(О ВАЖНОСТИ НЕПРЕРЫВНОЙ ВНУТРЕННЕЙ БОЛИ)
Один из наиболее точных признаков того, что я двигаюсь к Богу, — это внутренняя боль сердца. Если в нём нет искренней честной боли за моё окаменение и за мою чёрствость к Евангелию и к Христу, если нет боли о том, что другие люди не идут к Богу, то одно это уже значит, что моё движение к Богу прекратилось.
Добавляет боли ещё и то, что даже и добродетели свои (вернее, «добродетели») я всегда вижу нечистыми и недостаточными, потому что по-другому видеть я себя и не могу уже: лишь непрестанно нечистым и недостаточным.
Я знаю, что ТОЛЬКО внутри сердечной боли о себе (и о ближних) укрывается сокровенная поддержка от Иисуса Христа, которая может дать покой моему духу, после чего приходит стойкое понимание и осознание того, что хоть я и несу свою боль и свои молитвы недостаточно хорошо, но должен нести этот груз и ДОЛЖЕН отдавать молитве по возможности всё своё «личное» время. Взял здесь слово «личное» в кавычки, потому что абсолютно личным даже и тело моё для меня не является, но и оно более принадлежит Богу, Создателю моего тела, чем мне.
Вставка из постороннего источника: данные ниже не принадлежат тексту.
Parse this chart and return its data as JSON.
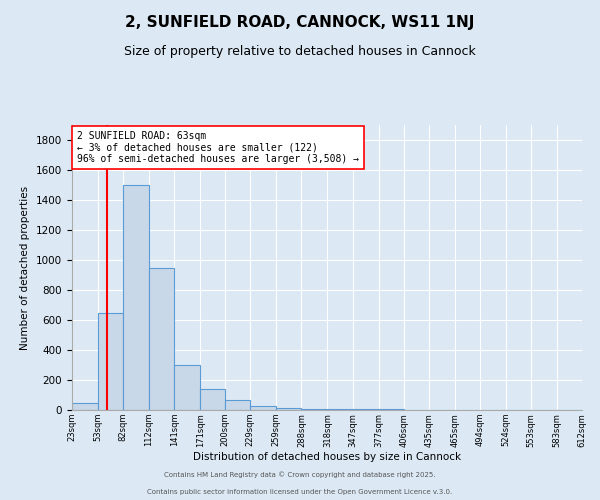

Мысли свои понять мне непросто, да я и не пытаюсь знать в себе всё — потому что это невозможно для человека; и никто ведь не знает себя хорошо, а тот, кто обольщается, что знает, — тому не удастся избежать неприятных и неожиданных для себя сюрпризов. Дух же Божий НЕПРЕСТАННО делит внутри меня всё на три взаимопроникающие друг в друга части. Божие, моё и то, что от демонов. Всё это бывает перемешано внутри меня и непредсказуемо, и непостижимо. Катрина хоть и не особо радостная, но скучной её точно не назовёшь. Ежедневно есть масса поводов к тому, чтобы горько посмеяться над самим собой. Так вот и иду по жизни, в малом зрячий, однако по большей части почти совсем слепой. Но боль на молитве за себя и за людей — это мой компас.
. . .
. . .
Если уходит боль о грехах моих, то внутри меня прекращается не только живое молитвенное общение с Богом, но прекращается смысл моего существования на земле.
. . .
. . .
Едва ли что найду более страшное для себя, чем такое время, когда из души моей уходит боль о моих грехах и о моей греховности. Тогда ум мой тотчас становится прытким на мысли, сердце — скорым на чувства и жизнерадостность входит в меня, но если эта экзальтированная жизнерадостность не содержит в себе сокровенной боли, то она — истинно сатанинская…
И никто никому не судья.
.
Страшное состояние ослепления — когда я, престав видеть свои грехи и перестав скорбеть о себе самом, берусь, на основе прочитанного о религии, — судить других.
.
Очень и очень разные состояния: когда я признаю лишь только в уме самого себя грешным и когда всем сердцем болезненно ощущаю себя грешным перед Богом. Различаются они подобно тому, как формальная исповедь и слёзное горькое покаяние могут различаться между собой. Лучшее же для меня — горько болеть о себе самом всегда, именно болезновать о себе самом, по возможности непрерывно. Лучшее для меня — как от огня геенского удаляться от развлечений и от всего того что к моему личному покаянию и к Богу не имеет никакого отношения.
Иосиф Исихаст совершенно верно подметил, что человек должен считать себя глиной и что все доброе в себе (дела милосердия, молитвы, покаянные побуждения) нужно приписывать единому Богу и Его тайному (или же явному) Действию внутри всякой души.
.
Это приходит не сразу и не скоро, нужен НАВЫК просить помощи Божией ежеминутно, потому что настоящая духовная жизнь — она ни одному из людей не по силам, но эта непосильность понимается не сразу, а только лишь после того, как Бог сильными и долговременными искушениями собьёт с души всю её пустоту и горделивую шелуху… И как же трудно мне все дела свои стараться посвящать Господу и только Ему, и при этом искренне и честно считать, что всё доброе делается благостью Божией, а не мной. В противном же случае я могу присвоить итог себе, могу подпитать этим свою гордыню, и так я могу каждый день убивать сам себя духовно.
….
В этом-то и заключается важный духовный секрет: только пока я искренне болею о себе и о своих грехах, есть шанс, что не иду в погибель.
Боль о себе не позволяет мне никого осуждать, но она даёт силу молитв о людях — и чтобы я не вникал в частности ничьей жизни.